El militar ruso permanecía distraído rebuscando entre las pavesas, y entre los papeles y vitelas a medio carbonizar, vestigios de los encabezamientos que le permitieran identificar algunos de los rescoldos esparcidos por lo que debió de ser una impresionante biblioteca, excepcional para aquella región. Una vorágine de odio había arrasado un santuario del conocimiento provocando el mayor daño posible. Lamentablemente, no hubo ninguna compasión entre los vecinos, enfurecidos contra el símbolo del poderío nazi en Bohemia.

Al capitán Nikolái Punin le dolía lo que había ocurrido allí la pasada noche, aunque sabía reconocer que el alma se oscurece y enturbia por diferentes motivos llevando a las personas a cometer tropelías de las que, más tarde, suelen arrepentirse. Sin embargo, le costaba comprender que se pudiera justificar la muerte de un semejante, bajo cualquier circunstancia, de la misma manera que no soportaba la ignorancia ciega o sectaria. La vida era lo más excelso de la creación y, por lo tanto, tenía el máximo respeto a sus semejantes y a la belleza, o a los avances para mejorar la existencia que surgían de la mente lúcida de hombres y mujeres especiales por su capacidad para ver más allá que el resto de sus congéneres. Resultaba insoportable para alguien como él participar en una guerra, pero había valores que le hacían superar las dificultades, como era el de la patria asolada por aquellos nazis, exponentes máximos de la brutalidad que debía ser detenida a pesar del alto precio en vidas humanas que habían pagado sus hermanos en las batallas contra ellos.

Tan ensimismado se hallaba Punin en sus pensamientos, rodeado de escombros por todas partes, que no se percató de la presencia de la bibliotecaria hasta que la tuvo casi a su lado. Llegaba acompañada por el sargento Vasíliev, que había alcanzado el piso superior sin recuperar por completo el resuello.

Le resultó demasiado joven y vivaracha para la responsabilidad que tuvo en el palacio. Poseía una tez lechosa y una mirada franca. Nada más presentarse y, sin que él lo pidiese, se explicó:

—Alida, la anterior bibliotecaria, era muy mayor y falleció el año pasado, por estas mismas fechas, más o menos. Entonces, ellos, los nazis, me obligaron a quedarme, ya que había trabajado con Alida como ayudante. Yo no quería seguir en Dux, estaba cansada…

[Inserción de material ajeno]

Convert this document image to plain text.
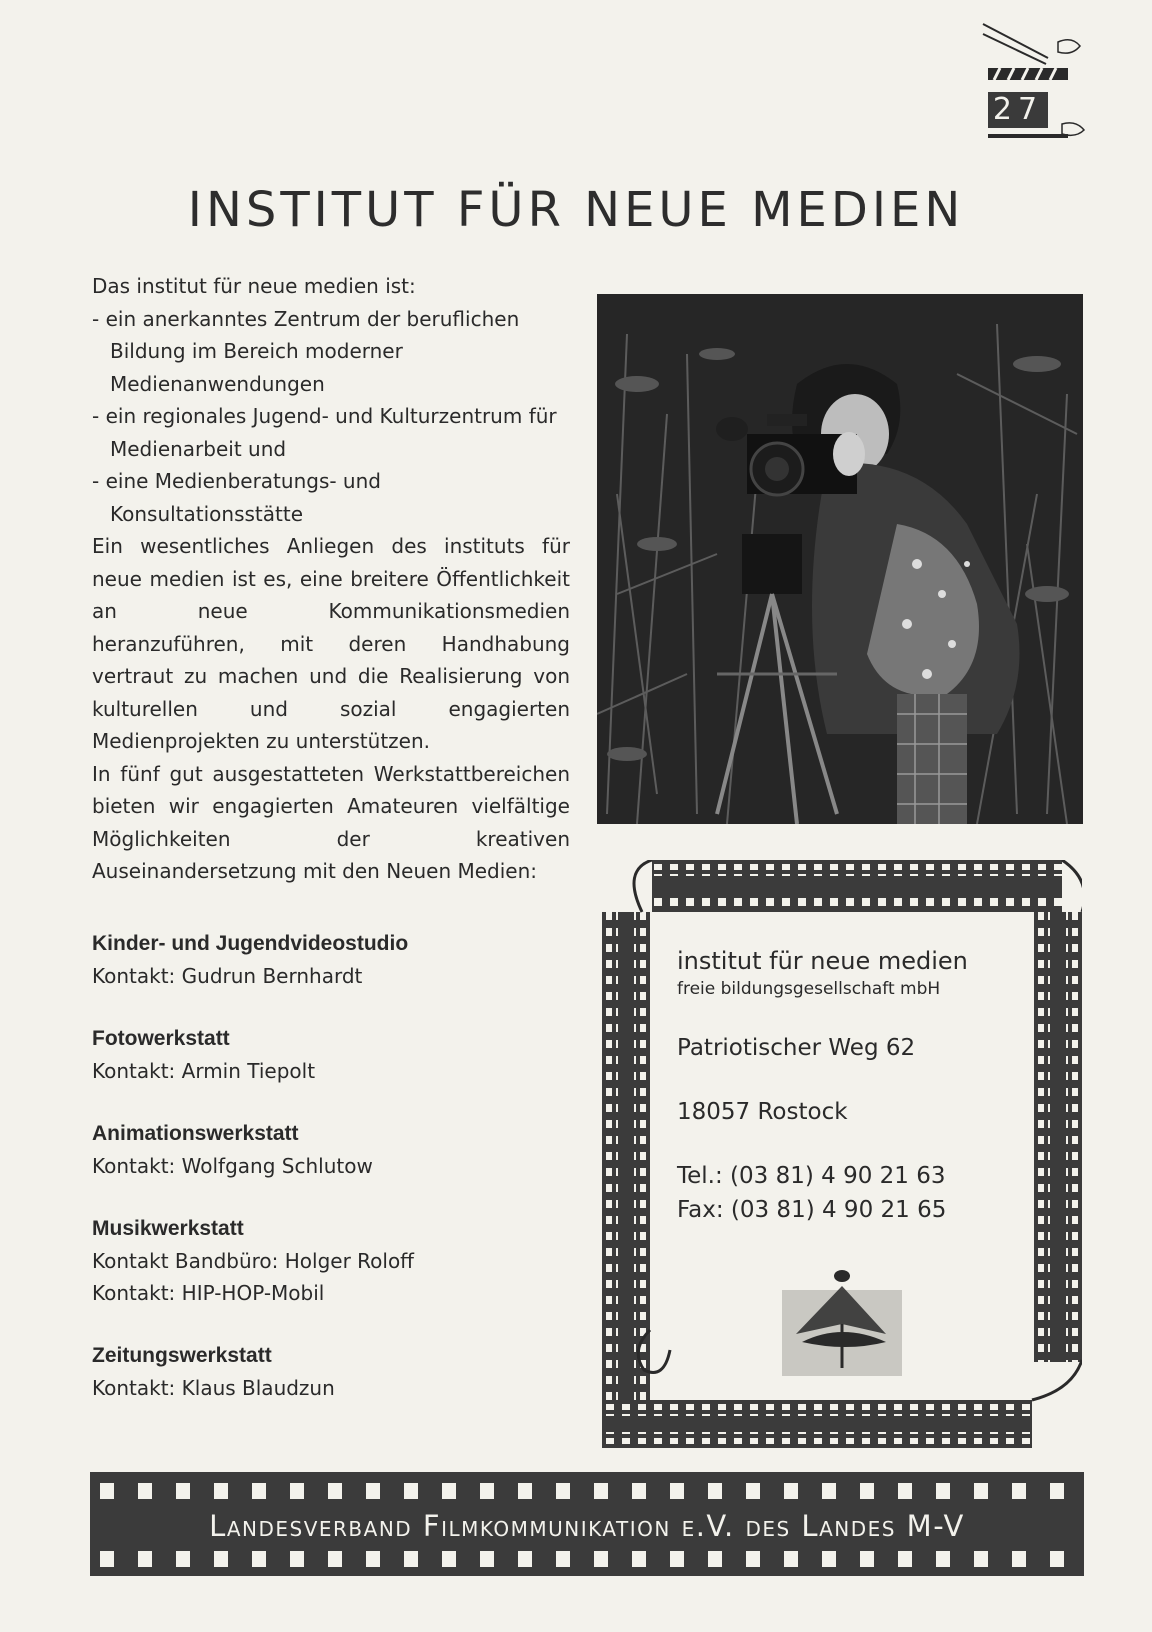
27
INSTITUT FÜR NEUE MEDIEN

Das institut für neue medien ist:

- ein anerkanntes Zentrum der beruflichen Bildung im Bereich moderner Medienanwendungen
- ein regionales Jugend- und Kulturzentrum für Medienarbeit und
- eine Medienberatungs- und Konsultationsstätte

Ein wesentliches Anliegen des instituts für neue medien ist es, eine breitere Öffentlichkeit an neue Kommunikationsmedien heranzuführen, mit deren Handhabung vertraut zu machen und die Realisierung von kulturellen und sozial engagierten Medienprojekten zu unterstützen.

In fünf gut ausgestatteten Werkstattbereichen bieten wir engagierten Amateuren vielfältige Möglichkeiten der kreativen Auseinandersetzung mit den Neuen Medien:

Kinder- und Jugendvideostudio
Kontakt: Gudrun Bernhardt
Fotowerkstatt
Kontakt: Armin Tiepolt
Animationswerkstatt
Kontakt: Wolfgang Schlutow
Musikwerkstatt
Kontakt Bandbüro: Holger Roloff
Kontakt: HIP-HOP-Mobil
Zeitungswerkstatt
Kontakt: Klaus Blaudzun
institut für neue medien
freie bildungsgesellschaft mbH
Patriotischer Weg 62
18057 Rostock
Tel.: (03 81) 4 90 21 63
Fax: (03 81) 4 90 21 65
Landesverband Filmkommunikation e.V. des Landes M-V
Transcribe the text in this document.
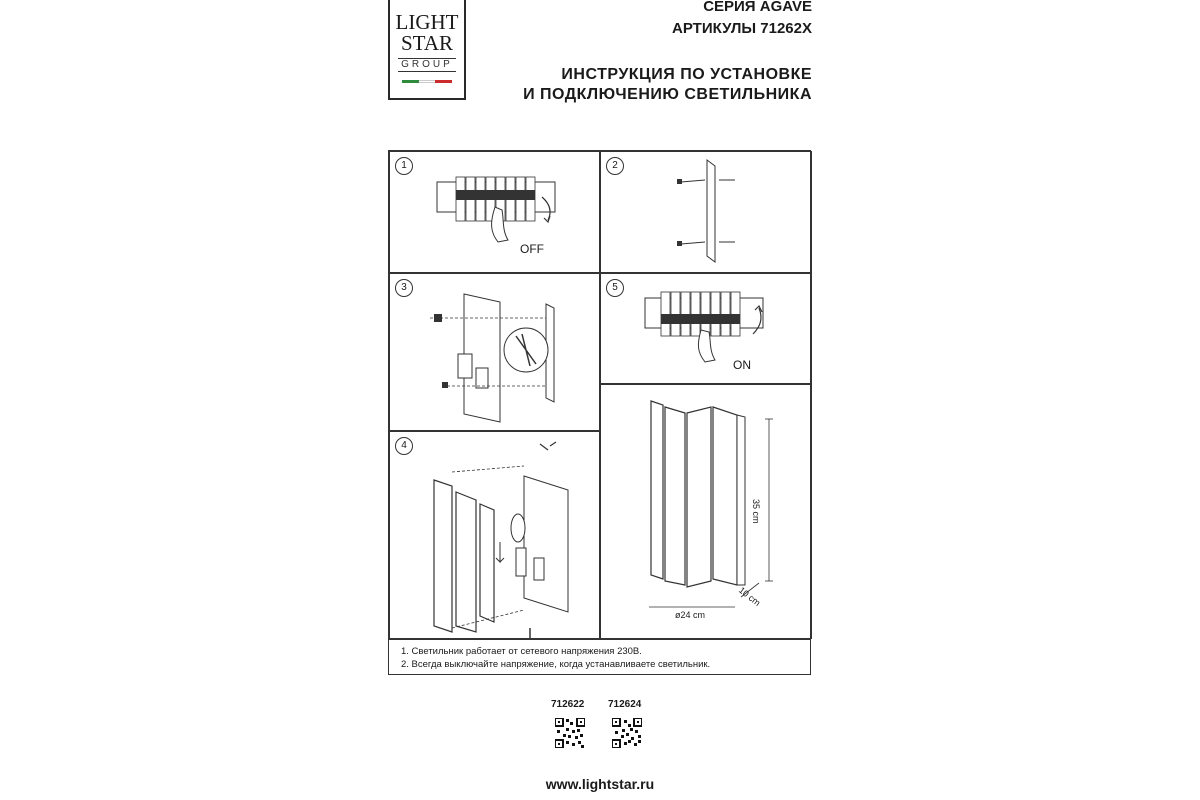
LIGHT
STAR
GROUP
СЕРИЯ AGAVE
АРТИКУЛЫ 71262X
ИНСТРУКЦИЯ ПО УСТАНОВКЕ
И ПОДКЛЮЧЕНИЮ СВЕТИЛЬНИКА
1
OFF
2
3	5
ON
4
35 cm
ø24 cm
10 cm
1. Светильник работает от сетевого напряжения 230В.
2. Всегда выключайте напряжение, когда устанавливаете светильник.
712622 712624
www.lightstar.ru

—Cansada, ¿por qué? —demandó el capitán.

—De verles y soportar sus impertinencias y, sobre todo, su comportamiento cruel…

—¿Cómo te llamas?

—Cressida Sobotka.

El oficial ruso relajó sus músculos y esbozó una sonrisa de complicidad con ella. La joven lo percibió, sin entender qué es lo que había dicho para que el capitán se sintiera animado y próximo.

—Troilo y Cressida —pronunció él remarcando las palabras y ampliando su sonrisa hasta mostrar una dentadura bastante dañada.

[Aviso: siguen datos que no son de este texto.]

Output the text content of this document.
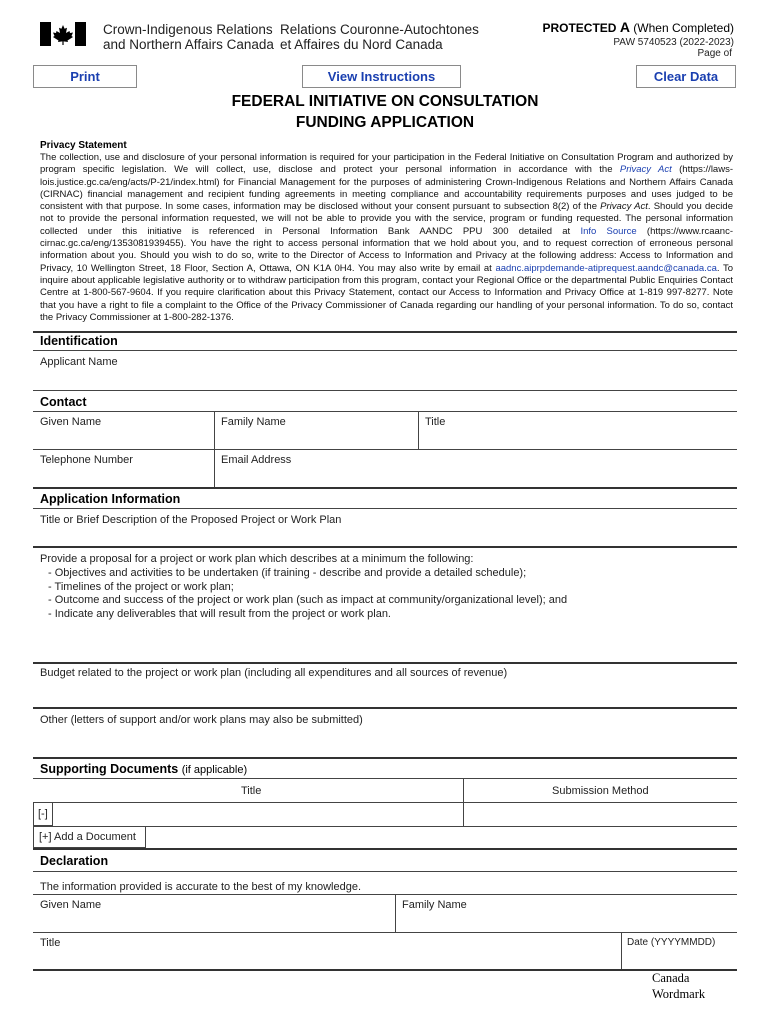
Crown-Indigenous Relations
and Northern Affairs Canada
Relations Couronne-Autochtones
et Affaires du Nord Canada
PROTECTED A (When Completed)
PAW 5740523 (2022-2023)
Page of
Print	View Instructions	Clear Data
FEDERAL INITIATIVE ON CONSULTATION
FUNDING APPLICATION
Privacy Statement
The collection, use and disclosure of your personal information is required for your participation in the Federal Initiative on Consultation Program and authorized by program specific legislation. We will collect, use, disclose and protect your personal information in accordance with the Privacy Act (https://laws-lois.justice.gc.ca/eng/acts/P-21/index.html) for Financial Management for the purposes of administering Crown-Indigenous Relations and Northern Affairs Canada (CIRNAC) financial management and recipient funding agreements in meeting compliance and accountability requirements purposes and uses judged to be consistent with that purpose. In some cases, information may be disclosed without your consent pursuant to subsection 8(2) of the Privacy Act. Should you decide not to provide the personal information requested, we will not be able to provide you with the service, program or funding requested. The personal information collected under this initiative is referenced in Personal Information Bank AANDC PPU 300 detailed at Info Source (https://www.rcaanc-cirnac.gc.ca/eng/1353081939455). You have the right to access personal information that we hold about you, and to request correction of erroneous personal information about you. Should you wish to do so, write to the Director of Access to Information and Privacy at the following address: Access to Information and Privacy, 10 Wellington Street, 18 Floor, Section A, Ottawa, ON K1A 0H4. You may also write by email at aadnc.aiprpdemande-atiprequest.aandc@canada.ca. To inquire about applicable legislative authority or to withdraw participation from this program, contact your Regional Office or the departmental Public Enquiries Contact Centre at 1-800-567-9604. If you require clarification about this Privacy Statement, contact our Access to Information and Privacy Office at 1-819 997-8277. Note that you have a right to file a complaint to the Office of the Privacy Commissioner of Canada regarding our handling of your personal information. To do so, contact the Privacy Commissioner at 1-800-282-1376.
Identification
Applicant Name
Contact
Given Name	Family Name	Title
Telephone Number	Email Address
Application Information
Title or Brief Description of the Proposed Project or Work Plan
Provide a proposal for a project or work plan which describes at a minimum the following:
- Objectives and activities to be undertaken (if training - describe and provide a detailed schedule);
- Timelines of the project or work plan;
- Outcome and success of the project or work plan (such as impact at community/organizational level); and
- Indicate any deliverables that will result from the project or work plan.
Budget related to the project or work plan (including all expenditures and all sources of revenue)
Other (letters of support and/or work plans may also be submitted)
Supporting Documents (if applicable)
Title	Submission Method
[-]
[+] Add a Document
Declaration
The information provided is accurate to the best of my knowledge.
Given Name	Family Name
Title	Date (YYYYMMDD)
Canada
Wordmark
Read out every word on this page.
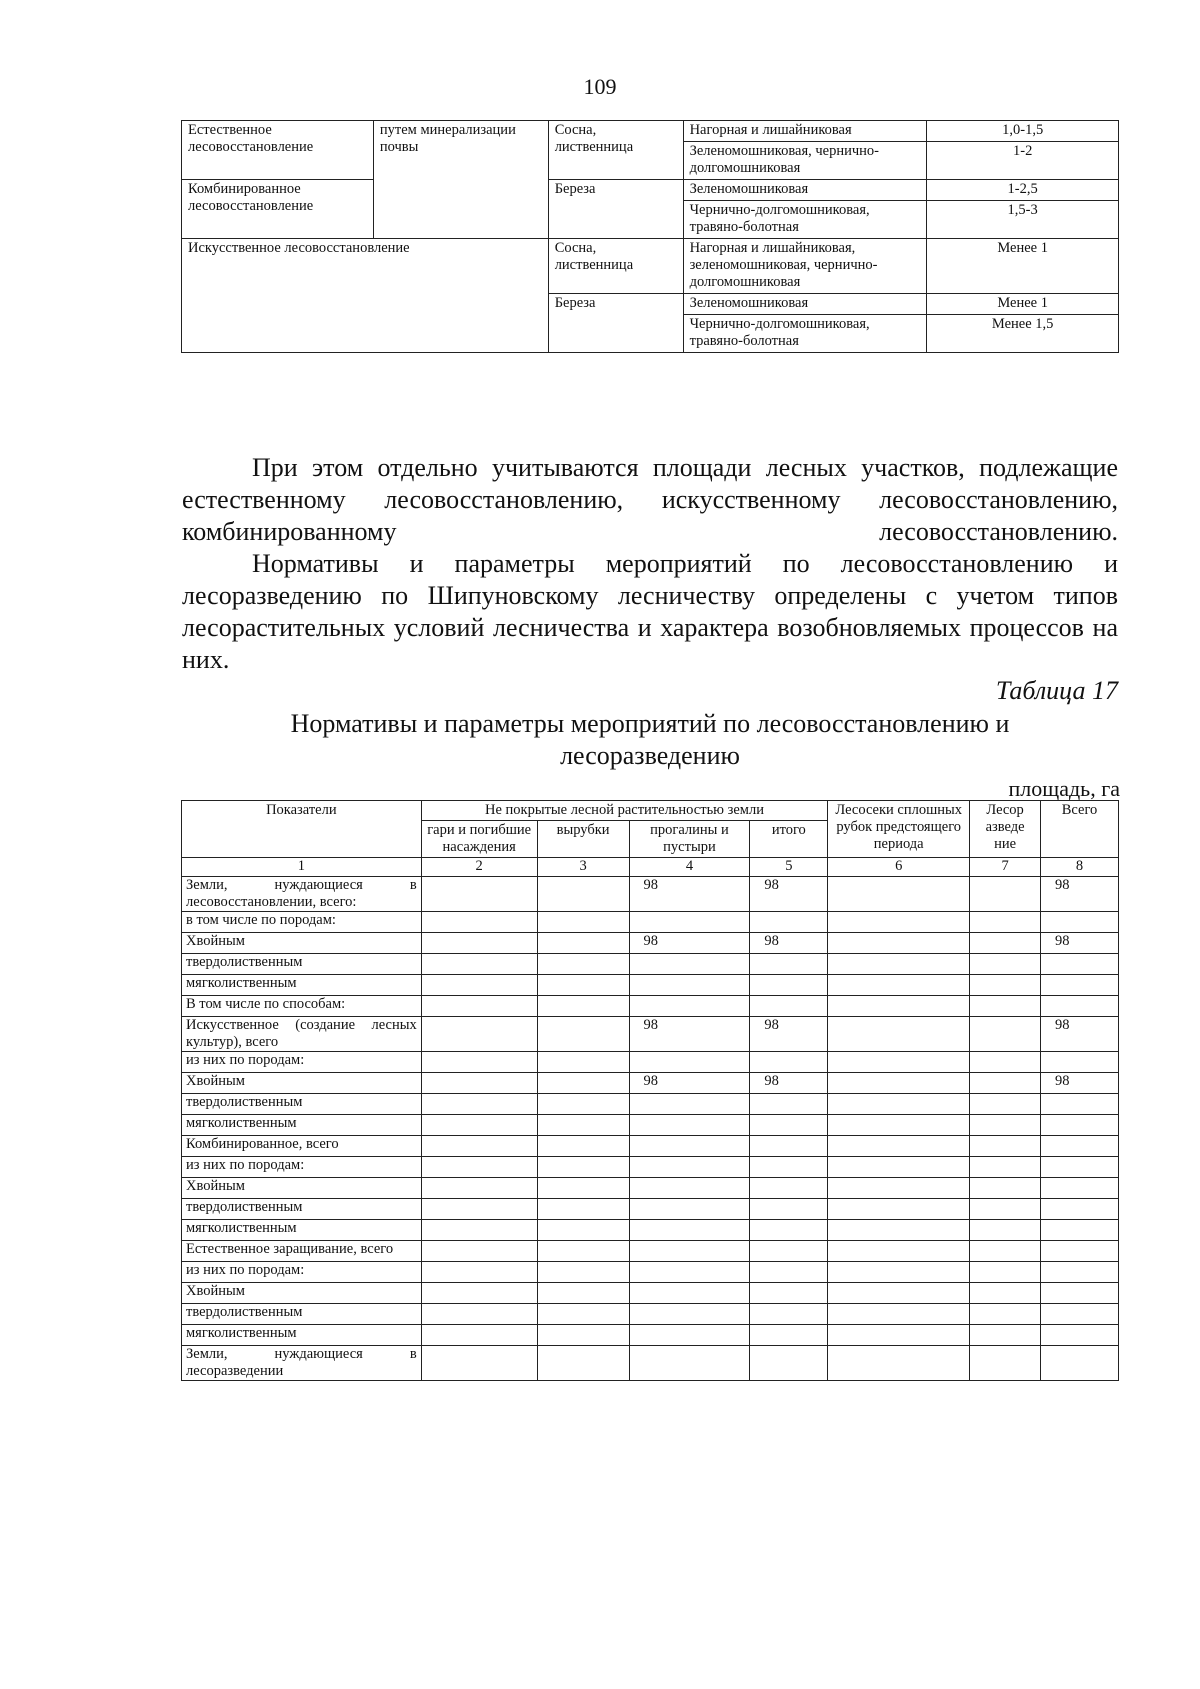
109
Естественное лесовосстановление	путем минерализации почвы	Сосна, лиственница	Нагорная и лишайниковая	1,0-1,5
			Зеленомошниковая, чернично-долгомошниковая	1-2
Комбинированное лесовосстановление		Береза	Зеленомошниковая	1-2,5
			Чернично-долгомошниковая, травяно-болотная	1,5-3
Искусственное лесовосстановление		Сосна, лиственница	Нагорная и лишайниковая, зеленомошниковая, чернично-долгомошниковая	Менее 1
		Береза	Зеленомошниковая	Менее 1
			Чернично-долгомошниковая, травяно-болотная	Менее 1,5

При этом отдельно учитываются площади лесных участков, подлежащие естественному лесовосстановлению, искусственному лесовосстановлению, комбинированному лесовосстановлению.

Нормативы и параметры мероприятий по лесовосстановлению и лесоразведению по Шипуновскому лесничеству определены с учетом типов лесорастительных условий лесничества и характера возобновляемых процессов на них.

Таблица 17
Нормативы и параметры мероприятий по лесовосстановлению и
лесоразведению
площадь, га
Показатели	Не покрытые лесной растительностью земли				Лесосеки сплошных рубок предстоящего периода	Лесор азведе ние	Всего
	гари и погибшие насаждения	вырубки	прогалины и пустыри	итого			
1	2	3	4	5	6	7	8
Земли, нуждающиеся в лесовосстановлении, всего:			98	98			98
в том числе по породам:							
Хвойным			98	98			98
твердолиственным							
мягколиственным							
В том числе по способам:							
Искусственное (создание лесных культур), всего			98	98			98
из них по породам:							
Хвойным			98	98			98
твердолиственным							
мягколиственным							
Комбинированное, всего							
из них по породам:							
Хвойным							
твердолиственным							
мягколиственным							
Естественное заращивание, всего							
из них по породам:							
Хвойным							
твердолиственным							
мягколиственным							
Земли, нуждающиеся в лесоразведении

—En efecto, señor. Eso es —asintió la joven—. Mi padre adora a Shakespeare.

El capitán acarició el brazo de Cressida. Ella lo recibió de buen grado. Parecía una niña, no había cumplido la veintena, de aspecto dulce; desprendía un aroma agradable, a rosas. Era rubia, con una melena corta, de pelo muy liso, y ojos grandes de un azul claro, tenía las facciones del rostro delicadas y mostraba en su figura una delgadez extrema.

—Toma… —Punin le hizo entrega de una pequeña lata de carne que había sacado de su mochila. Ella rechazó el obsequio.

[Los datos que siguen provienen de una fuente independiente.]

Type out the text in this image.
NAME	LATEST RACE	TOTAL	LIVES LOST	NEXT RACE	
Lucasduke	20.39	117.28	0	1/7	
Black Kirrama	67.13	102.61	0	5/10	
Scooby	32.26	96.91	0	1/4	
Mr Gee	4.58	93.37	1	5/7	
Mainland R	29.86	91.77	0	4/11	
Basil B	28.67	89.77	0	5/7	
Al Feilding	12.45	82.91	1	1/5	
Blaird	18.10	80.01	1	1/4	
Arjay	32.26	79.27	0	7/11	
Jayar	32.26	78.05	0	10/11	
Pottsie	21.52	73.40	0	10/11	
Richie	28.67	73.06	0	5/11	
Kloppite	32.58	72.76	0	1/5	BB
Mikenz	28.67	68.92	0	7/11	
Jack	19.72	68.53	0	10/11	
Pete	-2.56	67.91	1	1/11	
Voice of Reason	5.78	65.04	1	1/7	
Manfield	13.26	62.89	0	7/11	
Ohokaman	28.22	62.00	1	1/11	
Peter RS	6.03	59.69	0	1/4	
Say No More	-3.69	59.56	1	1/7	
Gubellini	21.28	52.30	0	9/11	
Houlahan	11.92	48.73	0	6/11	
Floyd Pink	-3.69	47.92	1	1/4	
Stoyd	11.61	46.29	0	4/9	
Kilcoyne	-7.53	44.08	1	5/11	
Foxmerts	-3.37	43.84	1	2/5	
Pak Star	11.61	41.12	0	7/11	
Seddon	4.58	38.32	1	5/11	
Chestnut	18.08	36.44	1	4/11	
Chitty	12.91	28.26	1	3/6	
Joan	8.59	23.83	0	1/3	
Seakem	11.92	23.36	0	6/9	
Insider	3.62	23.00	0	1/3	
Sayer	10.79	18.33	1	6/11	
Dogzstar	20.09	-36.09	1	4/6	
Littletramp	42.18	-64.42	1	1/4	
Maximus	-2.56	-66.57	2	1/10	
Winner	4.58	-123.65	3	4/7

Iba vestida con una falda negra de amplio vuelo con dibujos de girasoles, una blusa blanca y chaqueta de punto oscura. Una ropa vieja, deshilachada, pero limpia. Calzaba unos botines despellejados.

—¿Por qué…, por qué ha pasado esto? —profirió él, interrogándose casi a sí mismo.

—No lo sé… —balbuceó Cressida—. La gente estaba muy harta, furiosa, y en cuanto supieron que habían huido los alemanes, la reacción fue espontánea, sin medir las consecuencias, desde luego. Ha sido un verdadero desastre —afirmó con gesto apenado, mientras intentaba medir la dimensión del daño contemplando los montones de fragmentos de libros esparcidos por la tarima y convertidos, en su mayoría, en cenizas—. Esta era una de las mejores bibliotecas que existen en este país y estábamos a punto de culminar la catalogación de los fondos. Tanto esfuerzo, ¿para qué? —concluyó afectada.

—Unos trabajadores de las caballerizas me han hablado de aquel reservado gabinete de lectura. He entrado allí y he retirado algunos restos —comentó el capitán indicando el lugar y la mesa de mármol verde donde había depositado los trozos de algunos manuscritos recogidos del interior de la estancia—. ¿Qué era, en realidad, ese lugar?

La joven se aproximó a la mesa de piedra y acarició los libros dañados por las llamas o el intenso calor. Su mirada era curiosa y translucía capacidad para captar e interpretar con rapidez lo que había a su alrededor; por nada del mundo la hubieran dejado marchar los nazis y renunciar a sus servicios. Punin y el sargento no la perdían de vista. Ella revisó, muy concentrada en lo que hacía, los restos calcinados. Frunció el entrecejo, compungida. Al cabo de un rato, dijo, casi en un susurro:

—¡Esto es espantoso, gravísimo…! Eran los fondos de mayor valor e interés que conservábamos en el palacio. —Hablaba muy afectada, sin dejar de revisar las cenizas con la mirada. La imponente luz que llegaba del exterior, de mucha intensidad y sin tener que atravesar cristales, realzaba aún más la catástrofe. La joven apenas tocaba los restos con la yema de sus dedos por el temor a estropearlos aún más—. Habéis visto lo que queda de los cuadernos, supongo.

—Sí, los proyectos de algunas máquinas e inventos, y lo que parecen autómatas…

—Son obra de Juanelo.

—¿Quién era ese Juanelo? —preguntó Punin con el interés reflejado en su semblante.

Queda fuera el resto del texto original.